Meat – Should I add vegetables and spices in the stock-making stage of pig-knuckle soup

meatsoupvegetables

I'm toying with the idea of making some soup – just a simple one. The recipe call for boiling/simmering a pig-knuckle for about four hours together with a laurel-leaf. Afterwards the stock/fond is strained, the meat stripped from the knuckle, and vegetables and the meat is put into the fond to make the soup – which should boil for another 10 minutes.

The thing is, I was wondering if I could do something more with it. I thinking about adding vegetables, herbs and spices when cooking/simmering the knuckle, to add flavor to the stock and/or meat.

I was thinking root-vegetables like celery-root, beats and carrots… perhaps leek… perhaps onions, perhaps garlic – maybe after frying them lightly in some butter (before adding the water to cook the knuckle)… I guess black pepper would be OK, but what about chili? And what about some fresh herbs and spices?

My first thought would be to strain the stock and throw-away the out-boiled vegetables, since I'll be adding fresh ones to the soup anyway… But could some (eg. the root-vegetables) or all be puraied in a mixer and added to the soup to make it "thicker" – and perhaps add flavor?

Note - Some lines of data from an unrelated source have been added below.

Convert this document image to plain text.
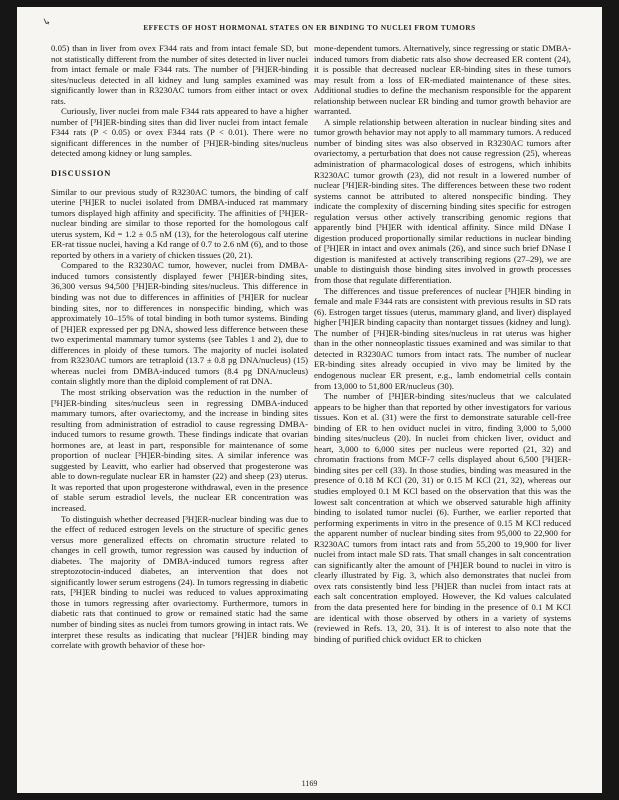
↳	EFFECTS OF HOST HORMONAL STATES ON ER BINDING TO NUCLEI FROM TUMORS

0.05) than in liver from ovex F344 rats and from intact female SD, but not statistically different from the number of sites detected in liver nuclei from intact female or male F344 rats. The number of [³H]ER-binding sites/nucleus detected in all kidney and lung samples examined was significantly lower than in R3230AC tumors from either intact or ovex rats.

Curiously, liver nuclei from male F344 rats appeared to have a higher number of [³H]ER-binding sites than did liver nuclei from intact female F344 rats (P < 0.05) or ovex F344 rats (P < 0.01). There were no significant differences in the number of [³H]ER-binding sites/nucleus detected among kidney or lung samples.

DISCUSSION

Similar to our previous study of R3230AC tumors, the binding of calf uterine [³H]ER to nuclei isolated from DMBA-induced rat mammary tumors displayed high affinity and specificity. The affinities of [³H]ER-nuclear binding are similar to those reported for the homologous calf uterus system, Kd = 1.2 ± 0.5 nM (13), for the heterologous calf uterine ER-rat tissue nuclei, having a Kd range of 0.7 to 2.6 nM (6), and to those reported by others in a variety of chicken tissues (20, 21).

Compared to the R3230AC tumor, however, nuclei from DMBA-induced tumors consistently displayed fewer [³H]ER-binding sites, 36,300 versus 94,500 [³H]ER-binding sites/nucleus. This difference in binding was not due to differences in affinities of [³H]ER for nuclear binding sites, nor to differences in nonspecific binding, which was approximately 10–15% of total binding in both tumor systems. Binding of [³H]ER expressed per pg DNA, showed less difference between these two experimental mammary tumor systems (see Tables 1 and 2), due to differences in ploidy of these tumors. The majority of nuclei isolated from R3230AC tumors are tetraploid (13.7 ± 0.8 pg DNA/nucleus) (15) whereas nuclei from DMBA-induced tumors (8.4 pg DNA/nucleus) contain slightly more than the diploid complement of rat DNA.

The most striking observation was the reduction in the number of [³H]ER-binding sites/nucleus seen in regressing DMBA-induced mammary tumors, after ovariectomy, and the increase in binding sites resulting from administration of estradiol to cause regressing DMBA-induced tumors to resume growth. These findings indicate that ovarian hormones are, at least in part, responsible for maintenance of some proportion of nuclear [³H]ER-binding sites. A similar inference was suggested by Leavitt, who earlier had observed that progesterone was able to down-regulate nuclear ER in hamster (22) and sheep (23) uterus. It was reported that upon progesterone withdrawal, even in the presence of stable serum estradiol levels, the nuclear ER concentration was increased.

To distinguish whether decreased [³H]ER-nuclear binding was due to the effect of reduced estrogen levels on the structure of specific genes versus more generalized effects on chromatin structure related to changes in cell growth, tumor regression was caused by induction of diabetes. The majority of DMBA-induced tumors regress after streptozotocin-induced diabetes, an intervention that does not significantly lower serum estrogens (24). In tumors regressing in diabetic rats, [³H]ER binding to nuclei was reduced to values approximating those in tumors regressing after ovariectomy. Furthermore, tumors in diabetic rats that continued to grow or remained static had the same number of binding sites as nuclei from tumors growing in intact rats. We interpret these results as indicating that nuclear [³H]ER binding may correlate with growth behavior of these hor-

mone-dependent tumors. Alternatively, since regressing or static DMBA-induced tumors from diabetic rats also show decreased ER content (24), it is possible that decreased nuclear ER-binding sites in these tumors may result from a loss of ER-mediated maintenance of these sites. Additional studies to define the mechanism responsible for the apparent relationship between nuclear ER binding and tumor growth behavior are warranted.

A simple relationship between alteration in nuclear binding sites and tumor growth behavior may not apply to all mammary tumors. A reduced number of binding sites was also observed in R3230AC tumors after ovariectomy, a perturbation that does not cause regression (25), whereas administration of pharmacological doses of estrogens, which inhibits R3230AC tumor growth (23), did not result in a lowered number of nuclear [³H]ER-binding sites. The differences between these two rodent systems cannot be attributed to altered nonspecific binding. They indicate the complexity of discerning binding sites specific for estrogen regulation versus other actively transcribing genomic regions that apparently bind [³H]ER with identical affinity. Since mild DNase I digestion produced proportionally similar reductions in nuclear binding of [³H]ER in intact and ovex animals (26), and since such brief DNase I digestion is manifested at actively transcribing regions (27–29), we are unable to distinguish those binding sites involved in growth processes from those that regulate differentiation.

The differences and tissue preferences of nuclear [³H]ER binding in female and male F344 rats are consistent with previous results in SD rats (6). Estrogen target tissues (uterus, mammary gland, and liver) displayed higher [³H]ER binding capacity than nontarget tissues (kidney and lung). The number of [³H]ER-binding sites/nucleus in rat uterus was higher than in the other nonneoplastic tissues examined and was similar to that detected in R3230AC tumors from intact rats. The number of nuclear ER-binding sites already occupied in vivo may be limited by the endogenous nuclear ER present, e.g., lamb endometrial cells contain from 13,000 to 51,800 ER/nucleus (30).

The number of [³H]ER-binding sites/nucleus that we calculated appears to be higher than that reported by other investigators for various tissues. Kon et al. (31) were the first to demonstrate saturable cell-free binding of ER to hen oviduct nuclei in vitro, finding 3,000 to 5,000 binding sites/nucleus (20). In nuclei from chicken liver, oviduct and heart, 3,000 to 6,000 sites per nucleus were reported (21, 32) and chromatin fractions from MCF-7 cells displayed about 6,500 [³H]ER-binding sites per cell (33). In those studies, binding was measured in the presence of 0.18 M KCl (20, 31) or 0.15 M KCl (21, 32), whereas our studies employed 0.1 M KCl based on the observation that this was the lowest salt concentration at which we observed saturable high affinity binding to isolated tumor nuclei (6). Further, we earlier reported that performing experiments in vitro in the presence of 0.15 M KCl reduced the apparent number of nuclear binding sites from 95,000 to 22,900 for R3230AC tumors from intact rats and from 55,200 to 19,900 for liver nuclei from intact male SD rats. That small changes in salt concentration can significantly alter the amount of [³H]ER bound to nuclei in vitro is clearly illustrated by Fig. 3, which also demonstrates that nuclei from ovex rats consistently bind less [³H]ER than nuclei from intact rats at each salt concentration employed. However, the Kd values calculated from the data presented here for binding in the presence of 0.1 M KCl are identical with those observed by others in a variety of systems (reviewed in Refs. 13, 20, 31). It is of interest to also note that the binding of purified chick oviduct ER to chicken

1169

I you probably understand, I'm a lot better at eating food than making it, so any advice would be appreciated.

Best Answer

There's no reason why you couldn't boil vegetables as you make the stock and then puree them in as a base. It's really about taste and the result you want.

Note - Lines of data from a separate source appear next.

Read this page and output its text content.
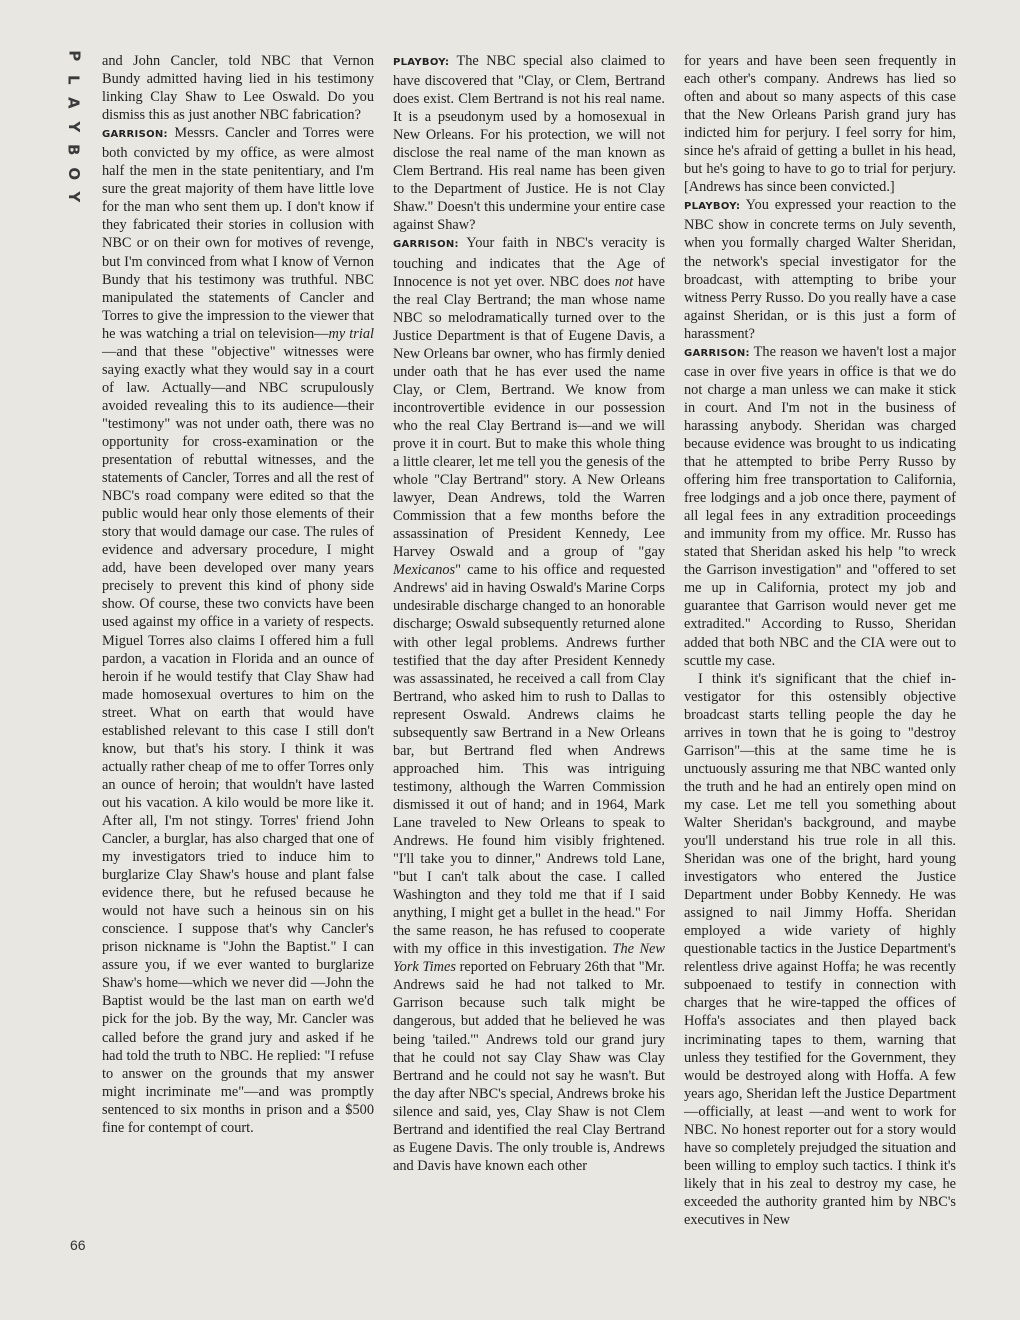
P
L
A
Y
B
O
Y
66

and John Cancler, told NBC that Vernon Bundy admitted having lied in his testimony linking Clay Shaw to Lee Oswald. Do you dismiss this as just another NBC fabrication?

GARRISON: Messrs. Cancler and Torres were both convicted by my office, as were almost half the men in the state penitentiary, and I'm sure the great majority of them have little love for the man who sent them up. I don't know if they fabricated their stories in collusion with NBC or on their own for motives of revenge, but I'm convinced from what I know of Vernon Bundy that his testimony was truthful. NBC manipulated the statements of Cancler and Torres to give the impression to the viewer that he was watching a trial on television—my trial—and that these "objective" witnesses were saying exactly what they would say in a court of law. Actually—and NBC scrupulously avoided revealing this to its audience—their "testimony" was not under oath, there was no opportunity for cross-examination or the presentation of rebuttal witnesses, and the statements of Cancler, Torres and all the rest of NBC's road company were edited so that the public would hear only those elements of their story that would damage our case. The rules of evidence and adversary procedure, I might add, have been developed over many years precisely to prevent this kind of phony side show. Of course, these two convicts have been used against my office in a variety of respects. Miguel Torres also claims I offered him a full pardon, a vacation in Florida and an ounce of heroin if he would testify that Clay Shaw had made homosexual overtures to him on the street. What on earth that would have established relevant to this case I still don't know, but that's his story. I think it was actually rather cheap of me to offer Torres only an ounce of heroin; that wouldn't have lasted out his vacation. A kilo would be more like it. After all, I'm not stingy. Torres' friend John Cancler, a burglar, has also charged that one of my investigators tried to induce him to burglarize Clay Shaw's house and plant false evidence there, but he refused because he would not have such a heinous sin on his conscience. I suppose that's why Cancler's prison nickname is "John the Baptist." I can assure you, if we ever wanted to burglarize Shaw's home—which we never did —John the Baptist would be the last man on earth we'd pick for the job. By the way, Mr. Cancler was called before the grand jury and asked if he had told the truth to NBC. He replied: "I refuse to answer on the grounds that my answer might incriminate me"—and was promptly sentenced to six months in prison and a $500 fine for contempt of court.

PLAYBOY: The NBC special also claimed to have discovered that "Clay, or Clem, Bertrand does exist. Clem Bertrand is not his real name. It is a pseudonym used by a homosexual in New Orleans. For his protection, we will not disclose the real name of the man known as Clem Bertrand. His real name has been given to the Department of Justice. He is not Clay Shaw." Doesn't this undermine your entire case against Shaw?

GARRISON: Your faith in NBC's veracity is touching and indicates that the Age of Innocence is not yet over. NBC does not have the real Clay Bertrand; the man whose name NBC so melodramatically turned over to the Justice Department is that of Eugene Davis, a New Orleans bar owner, who has firmly denied under oath that he has ever used the name Clay, or Clem, Bertrand. We know from incontrovertible evidence in our possession who the real Clay Bertrand is—and we will prove it in court. But to make this whole thing a little clearer, let me tell you the genesis of the whole "Clay Bertrand" story. A New Orleans lawyer, Dean Andrews, told the Warren Commission that a few months before the assassination of President Kennedy, Lee Harvey Oswald and a group of "gay Mexicanos" came to his office and requested Andrews' aid in having Oswald's Marine Corps undesirable discharge changed to an honorable discharge; Oswald subsequently returned alone with other legal problems. Andrews further testified that the day after President Kennedy was assassinated, he received a call from Clay Bertrand, who asked him to rush to Dallas to represent Oswald. Andrews claims he subsequently saw Bertrand in a New Orleans bar, but Bertrand fled when Andrews approached him. This was intriguing testimony, although the Warren Commission dismissed it out of hand; and in 1964, Mark Lane traveled to New Orleans to speak to Andrews. He found him visibly frightened. "I'll take you to dinner," Andrews told Lane, "but I can't talk about the case. I called Washington and they told me that if I said anything, I might get a bullet in the head." For the same reason, he has refused to cooperate with my office in this investigation. The New York Times reported on February 26th that "Mr. Andrews said he had not talked to Mr. Garrison because such talk might be dangerous, but added that he believed he was being 'tailed.'" Andrews told our grand jury that he could not say Clay Shaw was Clay Bertrand and he could not say he wasn't. But the day after NBC's special, Andrews broke his silence and said, yes, Clay Shaw is not Clem Bertrand and identified the real Clay Bertrand as Eugene Davis. The only trouble is, Andrews and Davis have known each other

for years and have been seen frequently in each other's company. Andrews has lied so often and about so many aspects of this case that the New Orleans Parish grand jury has indicted him for perjury. I feel sorry for him, since he's afraid of getting a bullet in his head, but he's going to have to go to trial for perjury. [Andrews has since been convicted.]

PLAYBOY: You expressed your reaction to the NBC show in concrete terms on July seventh, when you formally charged Walter Sheridan, the network's special investigator for the broadcast, with attempting to bribe your witness Perry Russo. Do you really have a case against Sheridan, or is this just a form of harassment?

GARRISON: The reason we haven't lost a major case in over five years in office is that we do not charge a man unless we can make it stick in court. And I'm not in the business of harassing anybody. Sheridan was charged because evidence was brought to us indicating that he attempted to bribe Perry Russo by offering him free transportation to California, free lodgings and a job once there, payment of all legal fees in any extradition proceedings and immunity from my office. Mr. Russo has stated that Sheridan asked his help "to wreck the Garrison investigation" and "offered to set me up in California, protect my job and guarantee that Garrison would never get me extradited." According to Russo, Sheridan added that both NBC and the CIA were out to scuttle my case.

I think it's significant that the chief investigator for this ostensibly objective broadcast starts telling people the day he arrives in town that he is going to "destroy Garrison"—this at the same time he is unctuously assuring me that NBC wanted only the truth and he had an entirely open mind on my case. Let me tell you something about Walter Sheridan's background, and maybe you'll understand his true role in all this. Sheridan was one of the bright, hard young investigators who entered the Justice Department under Bobby Kennedy. He was assigned to nail Jimmy Hoffa. Sheridan employed a wide variety of highly questionable tactics in the Justice Department's relentless drive against Hoffa; he was recently subpoenaed to testify in connection with charges that he wire-tapped the offices of Hoffa's associates and then played back incriminating tapes to them, warning that unless they testified for the Government, they would be destroyed along with Hoffa. A few years ago, Sheridan left the Justice Department—officially, at least —and went to work for NBC. No honest reporter out for a story would have so completely prejudged the situation and been willing to employ such tactics. I think it's likely that in his zeal to destroy my case, he exceeded the authority granted him by NBC's executives in New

Making the stock without vegetables in it will give you a clear broth with a simple pork flavor and the vegetables will be distinct in it. If you add vegetables while cooking the stock and then puree them in your base will be much more vegetable-y, and opaque - the color will be determined by the vegetables added. The pork taste will be a bit more hidden by vegetable flavors.

Spices and herbs are 2 separate matters. In general you can overcook herbs very easily but it's hard to overcook spices (although some spices can change during long cooking times). Adding bay (laurel) is one of the exceptions herb-wise. Spice-wise adding at the beginning will make the spice permeate the meat, careful not to overdo it though.

Like I said it's all about the look and taste you want.